Selektiver Vertrieb, Einkaufspreise und warum das Internet ein Geschenk für den Handel: E&W sprach mit Jean Dufour, einem von vier Mitgliedern der BSH-Geschäftsführung. 

Es gibt Bestrebungen der EU, die selektiven Vertriebsprogramme zu kappen. Wie schätzen Sie die Lage ein?

Jean Dufour: Es gibt Dinge, die man beeinflussen kann und jene, die man nicht beeinflussen kann. Die selektive Distribution war für uns ein enormes Projekt. Es hat ein Jahr gedauert, in allen 24 Ländern der EU über 50.000 Verträge zu unterschreiben. Wir haben hier alle Möglichkeiten genützt, die das Recht uns gibt. Die BSH hat gehandelt, wo sie Einfluss nehmen kann. Andere Dinge kann man nicht beeinflussen – wie die Gesetzgebung. Politiker bekommen großen Beifall für Dinge, die nichts kosten. Es ist für Politiker immer gut, wenn sie Einfluss auf die Preise nehmen, nach dem Motto „Seht her, wir haben jetzt etwas gemacht, da gehen die Preise runter“. Hier gibt es einige Tendenzen, die meinen, man sollte das Internet pushen, denn somit sinken die Preise und die Politiker werden wiedergewählt. Ich finde das nicht gut. Denn was passiert, wenn man das wild forciert: Der Fachhandel kommt in große Schwierigkeiten. Was hat man am Ende davon? Mir als Hersteller bringt es überhaupt nichts, den Konsumenten vielleicht heute, aber morgen nichts. Deshalb glaube ich, man muss gegen diese Tendenzen kämpfen. Wir kräftigen mit diesen selektiven Programmen den FH. Der FH wird von der Politik im Stich gelassen. Wenn er auch noch von den Herstellern im Stich gelassen wird, was kann der Fachhandel dann noch machen? Er muss mindestens einen starken Partner haben – und das ist der Hersteller, wenn Brüssel nicht hilft. Wir befürworten diese politische Ausbeutung des Internetgeschäftes nicht.

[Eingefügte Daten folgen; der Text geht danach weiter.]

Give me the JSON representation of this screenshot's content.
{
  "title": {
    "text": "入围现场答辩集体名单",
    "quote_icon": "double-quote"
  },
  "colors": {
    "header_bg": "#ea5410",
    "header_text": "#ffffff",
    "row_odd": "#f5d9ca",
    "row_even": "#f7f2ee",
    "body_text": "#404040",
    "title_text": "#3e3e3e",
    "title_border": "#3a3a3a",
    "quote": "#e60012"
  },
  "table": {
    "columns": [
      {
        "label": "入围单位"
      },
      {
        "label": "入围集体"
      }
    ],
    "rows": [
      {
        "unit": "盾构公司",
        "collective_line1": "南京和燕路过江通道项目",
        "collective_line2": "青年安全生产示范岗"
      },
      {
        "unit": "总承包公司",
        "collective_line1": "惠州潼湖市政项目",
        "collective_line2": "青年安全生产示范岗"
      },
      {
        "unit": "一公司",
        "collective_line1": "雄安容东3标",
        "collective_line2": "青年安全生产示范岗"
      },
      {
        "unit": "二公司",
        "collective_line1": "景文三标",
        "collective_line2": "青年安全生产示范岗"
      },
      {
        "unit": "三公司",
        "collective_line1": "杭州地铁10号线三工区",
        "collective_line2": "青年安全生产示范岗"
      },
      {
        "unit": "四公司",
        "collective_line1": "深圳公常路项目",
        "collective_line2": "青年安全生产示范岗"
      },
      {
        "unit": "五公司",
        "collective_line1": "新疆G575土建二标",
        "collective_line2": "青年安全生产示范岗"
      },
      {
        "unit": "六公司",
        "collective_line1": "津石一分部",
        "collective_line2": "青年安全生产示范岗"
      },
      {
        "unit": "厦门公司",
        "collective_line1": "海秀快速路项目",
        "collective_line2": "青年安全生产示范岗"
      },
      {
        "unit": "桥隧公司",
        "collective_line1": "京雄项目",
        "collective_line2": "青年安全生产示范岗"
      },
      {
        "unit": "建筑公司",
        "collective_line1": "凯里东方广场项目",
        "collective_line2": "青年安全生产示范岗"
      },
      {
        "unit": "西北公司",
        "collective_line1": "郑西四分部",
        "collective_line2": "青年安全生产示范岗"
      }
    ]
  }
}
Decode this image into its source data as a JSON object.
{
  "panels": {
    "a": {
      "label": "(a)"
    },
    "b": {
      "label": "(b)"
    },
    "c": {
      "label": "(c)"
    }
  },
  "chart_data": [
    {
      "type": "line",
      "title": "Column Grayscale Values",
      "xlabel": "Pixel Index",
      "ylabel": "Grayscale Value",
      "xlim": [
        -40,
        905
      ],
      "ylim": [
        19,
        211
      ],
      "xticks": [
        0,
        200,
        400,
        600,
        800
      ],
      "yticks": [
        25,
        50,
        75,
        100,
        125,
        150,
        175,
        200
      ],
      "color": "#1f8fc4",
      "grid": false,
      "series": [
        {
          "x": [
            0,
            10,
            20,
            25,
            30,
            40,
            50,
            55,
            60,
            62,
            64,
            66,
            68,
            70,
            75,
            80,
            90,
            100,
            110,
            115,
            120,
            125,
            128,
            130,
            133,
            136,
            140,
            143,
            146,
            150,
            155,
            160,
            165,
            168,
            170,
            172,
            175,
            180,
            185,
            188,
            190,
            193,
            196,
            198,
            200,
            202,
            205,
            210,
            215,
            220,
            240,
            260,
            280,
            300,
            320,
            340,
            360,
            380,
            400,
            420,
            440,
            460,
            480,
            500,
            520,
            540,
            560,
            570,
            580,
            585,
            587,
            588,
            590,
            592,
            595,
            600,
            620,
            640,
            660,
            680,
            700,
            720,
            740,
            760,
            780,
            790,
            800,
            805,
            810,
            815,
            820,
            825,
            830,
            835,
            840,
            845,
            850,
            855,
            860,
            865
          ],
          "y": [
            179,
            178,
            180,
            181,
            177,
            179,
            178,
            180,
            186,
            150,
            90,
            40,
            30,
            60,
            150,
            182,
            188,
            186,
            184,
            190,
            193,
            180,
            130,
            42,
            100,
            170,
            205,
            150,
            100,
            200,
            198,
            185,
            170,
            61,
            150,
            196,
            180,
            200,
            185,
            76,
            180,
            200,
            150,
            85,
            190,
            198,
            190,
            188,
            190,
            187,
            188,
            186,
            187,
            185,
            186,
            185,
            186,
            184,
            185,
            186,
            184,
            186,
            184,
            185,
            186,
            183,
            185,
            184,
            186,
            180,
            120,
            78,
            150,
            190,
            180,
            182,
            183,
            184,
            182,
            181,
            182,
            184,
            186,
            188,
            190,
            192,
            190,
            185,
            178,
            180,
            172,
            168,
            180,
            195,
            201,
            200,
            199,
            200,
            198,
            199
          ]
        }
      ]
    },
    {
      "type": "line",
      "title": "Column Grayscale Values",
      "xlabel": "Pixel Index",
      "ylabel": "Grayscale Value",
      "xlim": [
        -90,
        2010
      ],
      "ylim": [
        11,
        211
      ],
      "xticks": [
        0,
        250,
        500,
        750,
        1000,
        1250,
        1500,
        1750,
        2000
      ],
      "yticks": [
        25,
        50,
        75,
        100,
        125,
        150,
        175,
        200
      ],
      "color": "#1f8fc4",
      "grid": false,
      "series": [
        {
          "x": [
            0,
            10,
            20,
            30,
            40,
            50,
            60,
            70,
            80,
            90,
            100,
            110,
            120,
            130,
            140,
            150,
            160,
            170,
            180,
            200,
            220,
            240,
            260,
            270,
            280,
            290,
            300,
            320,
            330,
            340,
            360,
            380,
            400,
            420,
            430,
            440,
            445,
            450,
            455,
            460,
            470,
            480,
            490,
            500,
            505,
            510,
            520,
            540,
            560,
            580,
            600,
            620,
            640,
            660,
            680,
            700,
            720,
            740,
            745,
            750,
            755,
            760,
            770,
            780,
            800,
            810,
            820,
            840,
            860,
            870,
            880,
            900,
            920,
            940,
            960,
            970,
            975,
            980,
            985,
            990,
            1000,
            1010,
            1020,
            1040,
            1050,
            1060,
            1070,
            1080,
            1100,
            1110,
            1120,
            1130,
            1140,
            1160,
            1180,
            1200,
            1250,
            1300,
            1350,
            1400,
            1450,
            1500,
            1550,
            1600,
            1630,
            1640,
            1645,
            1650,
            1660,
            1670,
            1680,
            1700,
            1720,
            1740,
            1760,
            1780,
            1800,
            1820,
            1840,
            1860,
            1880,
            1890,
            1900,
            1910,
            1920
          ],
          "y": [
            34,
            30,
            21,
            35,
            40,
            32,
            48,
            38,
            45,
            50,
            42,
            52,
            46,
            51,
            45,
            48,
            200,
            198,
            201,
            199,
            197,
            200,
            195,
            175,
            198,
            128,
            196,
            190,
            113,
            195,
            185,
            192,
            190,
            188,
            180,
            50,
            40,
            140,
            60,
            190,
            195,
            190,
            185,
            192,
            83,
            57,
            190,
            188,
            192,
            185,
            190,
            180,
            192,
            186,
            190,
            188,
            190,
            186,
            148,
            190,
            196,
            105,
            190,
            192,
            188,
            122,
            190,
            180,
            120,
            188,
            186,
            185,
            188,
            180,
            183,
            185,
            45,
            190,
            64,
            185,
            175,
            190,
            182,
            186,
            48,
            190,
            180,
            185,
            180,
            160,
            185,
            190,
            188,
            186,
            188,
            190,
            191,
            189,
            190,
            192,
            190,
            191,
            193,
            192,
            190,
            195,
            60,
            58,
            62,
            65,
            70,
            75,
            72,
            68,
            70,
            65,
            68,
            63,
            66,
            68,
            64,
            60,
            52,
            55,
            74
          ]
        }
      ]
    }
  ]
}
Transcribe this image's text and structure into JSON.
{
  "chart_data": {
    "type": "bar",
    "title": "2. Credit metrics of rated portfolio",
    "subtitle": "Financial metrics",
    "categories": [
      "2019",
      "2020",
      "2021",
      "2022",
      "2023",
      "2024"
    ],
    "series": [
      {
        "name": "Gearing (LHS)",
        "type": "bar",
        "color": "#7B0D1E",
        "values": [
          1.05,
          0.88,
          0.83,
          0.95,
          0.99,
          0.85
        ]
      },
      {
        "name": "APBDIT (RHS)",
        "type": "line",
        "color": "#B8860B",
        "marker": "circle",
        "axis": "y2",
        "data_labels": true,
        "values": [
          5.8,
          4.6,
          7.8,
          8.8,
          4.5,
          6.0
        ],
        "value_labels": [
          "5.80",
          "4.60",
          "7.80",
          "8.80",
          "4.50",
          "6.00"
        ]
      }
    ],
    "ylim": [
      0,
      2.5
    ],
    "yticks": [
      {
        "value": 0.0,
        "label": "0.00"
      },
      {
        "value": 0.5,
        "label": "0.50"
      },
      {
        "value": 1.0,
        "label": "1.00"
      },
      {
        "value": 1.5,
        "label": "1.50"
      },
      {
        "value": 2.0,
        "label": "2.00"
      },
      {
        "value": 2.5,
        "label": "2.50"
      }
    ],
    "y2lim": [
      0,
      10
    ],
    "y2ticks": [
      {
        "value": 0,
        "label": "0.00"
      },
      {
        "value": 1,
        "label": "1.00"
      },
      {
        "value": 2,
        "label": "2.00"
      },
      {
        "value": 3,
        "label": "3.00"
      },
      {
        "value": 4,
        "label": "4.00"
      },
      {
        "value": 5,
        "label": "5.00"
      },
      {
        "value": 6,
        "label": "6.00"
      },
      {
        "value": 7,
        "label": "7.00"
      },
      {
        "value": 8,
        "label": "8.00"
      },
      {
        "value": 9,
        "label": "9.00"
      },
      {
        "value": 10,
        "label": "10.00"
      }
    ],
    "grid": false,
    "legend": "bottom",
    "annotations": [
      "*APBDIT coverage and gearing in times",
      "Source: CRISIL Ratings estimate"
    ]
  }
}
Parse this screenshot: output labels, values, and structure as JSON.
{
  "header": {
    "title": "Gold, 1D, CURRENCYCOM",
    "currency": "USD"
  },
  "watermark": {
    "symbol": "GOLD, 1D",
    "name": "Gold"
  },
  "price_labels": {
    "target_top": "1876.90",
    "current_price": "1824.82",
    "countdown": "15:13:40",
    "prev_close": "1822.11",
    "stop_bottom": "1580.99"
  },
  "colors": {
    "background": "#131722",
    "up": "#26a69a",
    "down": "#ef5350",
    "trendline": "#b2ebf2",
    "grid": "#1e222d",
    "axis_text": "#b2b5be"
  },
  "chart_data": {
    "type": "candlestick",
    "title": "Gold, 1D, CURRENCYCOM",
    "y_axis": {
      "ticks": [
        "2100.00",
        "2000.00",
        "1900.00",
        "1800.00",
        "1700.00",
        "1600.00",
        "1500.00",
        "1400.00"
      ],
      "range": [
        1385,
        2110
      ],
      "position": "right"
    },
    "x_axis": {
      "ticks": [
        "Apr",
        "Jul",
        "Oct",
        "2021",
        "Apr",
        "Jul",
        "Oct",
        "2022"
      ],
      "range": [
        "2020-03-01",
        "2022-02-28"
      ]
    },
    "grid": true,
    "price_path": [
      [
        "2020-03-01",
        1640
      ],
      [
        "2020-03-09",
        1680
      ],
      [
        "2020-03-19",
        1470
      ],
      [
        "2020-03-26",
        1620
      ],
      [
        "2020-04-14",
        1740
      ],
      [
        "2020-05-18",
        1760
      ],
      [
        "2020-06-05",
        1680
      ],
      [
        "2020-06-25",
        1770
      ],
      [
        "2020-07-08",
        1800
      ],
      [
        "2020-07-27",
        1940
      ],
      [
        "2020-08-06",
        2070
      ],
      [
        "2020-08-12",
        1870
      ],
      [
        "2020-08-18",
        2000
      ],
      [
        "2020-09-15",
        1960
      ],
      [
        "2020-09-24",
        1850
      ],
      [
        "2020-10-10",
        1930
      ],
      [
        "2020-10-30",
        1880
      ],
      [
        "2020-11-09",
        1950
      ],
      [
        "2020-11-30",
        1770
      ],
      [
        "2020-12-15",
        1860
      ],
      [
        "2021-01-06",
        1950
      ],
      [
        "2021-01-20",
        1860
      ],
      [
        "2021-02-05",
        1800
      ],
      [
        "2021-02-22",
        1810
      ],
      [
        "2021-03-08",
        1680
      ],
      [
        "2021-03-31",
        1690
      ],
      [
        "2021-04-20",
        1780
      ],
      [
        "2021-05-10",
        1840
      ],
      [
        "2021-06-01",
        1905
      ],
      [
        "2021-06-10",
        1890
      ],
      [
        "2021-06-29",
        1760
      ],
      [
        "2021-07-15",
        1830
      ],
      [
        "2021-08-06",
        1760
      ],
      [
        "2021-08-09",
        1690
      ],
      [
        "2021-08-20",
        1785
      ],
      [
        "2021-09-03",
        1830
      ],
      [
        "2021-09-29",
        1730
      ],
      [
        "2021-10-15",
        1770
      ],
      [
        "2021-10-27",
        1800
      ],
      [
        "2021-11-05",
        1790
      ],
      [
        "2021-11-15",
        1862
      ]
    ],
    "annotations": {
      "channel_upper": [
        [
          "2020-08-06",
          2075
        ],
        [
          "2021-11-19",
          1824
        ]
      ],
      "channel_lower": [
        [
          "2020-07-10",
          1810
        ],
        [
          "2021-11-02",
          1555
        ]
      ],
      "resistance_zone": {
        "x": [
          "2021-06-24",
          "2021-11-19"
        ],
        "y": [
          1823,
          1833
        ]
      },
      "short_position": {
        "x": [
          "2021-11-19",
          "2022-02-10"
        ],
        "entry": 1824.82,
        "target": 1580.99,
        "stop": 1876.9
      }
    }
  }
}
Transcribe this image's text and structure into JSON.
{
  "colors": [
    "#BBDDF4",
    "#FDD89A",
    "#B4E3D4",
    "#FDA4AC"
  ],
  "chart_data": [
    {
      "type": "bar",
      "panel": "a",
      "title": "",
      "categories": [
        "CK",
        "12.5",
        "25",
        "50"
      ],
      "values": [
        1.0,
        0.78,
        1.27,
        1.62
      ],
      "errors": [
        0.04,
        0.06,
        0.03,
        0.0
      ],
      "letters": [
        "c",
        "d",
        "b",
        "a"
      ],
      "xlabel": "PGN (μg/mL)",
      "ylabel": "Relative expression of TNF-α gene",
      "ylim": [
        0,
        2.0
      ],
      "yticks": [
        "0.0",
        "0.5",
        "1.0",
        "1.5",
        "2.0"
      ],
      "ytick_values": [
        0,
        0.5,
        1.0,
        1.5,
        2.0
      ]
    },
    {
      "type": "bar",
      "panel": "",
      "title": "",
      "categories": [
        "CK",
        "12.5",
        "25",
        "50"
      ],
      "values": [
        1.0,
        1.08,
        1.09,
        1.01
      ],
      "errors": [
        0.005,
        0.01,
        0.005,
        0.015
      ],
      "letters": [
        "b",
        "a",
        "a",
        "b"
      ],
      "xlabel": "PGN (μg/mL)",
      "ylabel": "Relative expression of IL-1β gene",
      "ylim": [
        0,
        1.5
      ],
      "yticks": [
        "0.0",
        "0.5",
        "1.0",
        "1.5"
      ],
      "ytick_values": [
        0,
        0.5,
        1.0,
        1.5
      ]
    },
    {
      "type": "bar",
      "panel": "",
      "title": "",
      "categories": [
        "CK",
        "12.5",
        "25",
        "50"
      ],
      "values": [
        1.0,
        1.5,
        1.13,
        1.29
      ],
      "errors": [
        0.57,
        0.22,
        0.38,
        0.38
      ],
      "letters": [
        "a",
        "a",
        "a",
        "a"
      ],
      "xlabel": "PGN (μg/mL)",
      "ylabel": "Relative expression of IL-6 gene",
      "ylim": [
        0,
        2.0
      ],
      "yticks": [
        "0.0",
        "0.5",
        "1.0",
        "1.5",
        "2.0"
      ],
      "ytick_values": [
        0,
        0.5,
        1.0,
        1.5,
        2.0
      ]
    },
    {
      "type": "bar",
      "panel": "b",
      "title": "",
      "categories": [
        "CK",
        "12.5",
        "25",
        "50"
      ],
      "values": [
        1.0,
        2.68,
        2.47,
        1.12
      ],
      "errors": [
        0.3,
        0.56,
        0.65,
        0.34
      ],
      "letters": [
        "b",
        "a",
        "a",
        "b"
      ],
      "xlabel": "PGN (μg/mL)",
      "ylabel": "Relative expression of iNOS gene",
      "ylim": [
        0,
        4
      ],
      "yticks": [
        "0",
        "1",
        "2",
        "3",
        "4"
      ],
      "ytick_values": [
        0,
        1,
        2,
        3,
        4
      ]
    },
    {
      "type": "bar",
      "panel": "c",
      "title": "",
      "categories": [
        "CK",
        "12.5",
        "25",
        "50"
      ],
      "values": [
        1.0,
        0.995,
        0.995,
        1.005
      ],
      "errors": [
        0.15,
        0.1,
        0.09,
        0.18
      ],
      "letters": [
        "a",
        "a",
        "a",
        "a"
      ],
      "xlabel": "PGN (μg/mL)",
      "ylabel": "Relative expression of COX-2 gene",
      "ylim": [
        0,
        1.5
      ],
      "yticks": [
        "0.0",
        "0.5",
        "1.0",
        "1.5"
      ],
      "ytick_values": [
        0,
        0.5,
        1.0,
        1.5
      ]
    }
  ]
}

Gerade Siemens ist in Österreich etwas unter Beschuss geraten, weil teilweise die Verkaufspreise deutscher Händler unter dem EK der österreichischen Händler liegen. Natürlich gibt es dennoch hohe Verkaufszahlen. Aber gibt es Bestrebungen der BSH, hier europaweit für Preisstabilität zu sorgen?

Dufour: Wo ich Ihnen vollkommen Recht gebe, ist, dass das Thema Internet Transparenz in die Preise bringt, die es noch nie gegeben hat. Das ist irreversibel. Ein erster starker Stabilisierungseffekt wird der Multichannel-Handel sein. Die Tatsache, dass jeder Händler auch ein Internetgeschäft hat, wird bewirken, dass die Händler à la longue nicht zwei Gesichter, also einen Preis hier und einen Preis da haben werden. Das heißt, automatisch wird die Differenz reduziert. Auf der anderen Seite wird ganz eindeutig die Transparenz auch bei Dienstleistungen steigen. In Zukunft wird durch das Internet ganz klar sein, was der jeweilige Händler biete. Insbesondere im Einbaumarkt, der in Österreich mit über 50% des Marktes ein sehr großer ist, nicht soviel passieren. Produkte, Planung der Küche und Installation sind zusammen eine Dimension, mit der Internetangebote noch nicht mithalten können. Ganz so große Unterschiede von Land zu Land gibt es jetzt schon nicht. Viele unserer Kunden, gerade wenn Sie Österreich nehmen, sind es auch schon in Deutschland, das sind internationale Kunden. Diese diskutieren mit uns seit vielen Jahren, welche Preise sie in Österreich bezahlen und welche Preise in Deutschland. Das heißt, das ist schon im Gange, ich akzeptiere, dass das vielleicht noch ein bisschen schneller geht. Wir sind uns bewusst, dass das Geschäft zwar immer noch lokal ist, aber was die Preise angeht, muss man eher noch ein bisschen globaler vorgehen. Wenn wir neue Produkte einführen, schauen wir von Anfang an, dass es hier einen Korridor mit kleinen Differenzen gibt. Es kann Differenzen geben, weil zB die Kosten einer Vertriebsorganisation in zB Frankreich deutlich höher als jene in Luxemburg sind. Das hat mit Geografie, Logistik, Transportkosten zu tun. Aber wenn die Produkte 5 oder 10% billiger sind, dann heißt das ja noch lange nicht, dass jemand ins Auto steigt und die Produkte in Luxemburg kauft.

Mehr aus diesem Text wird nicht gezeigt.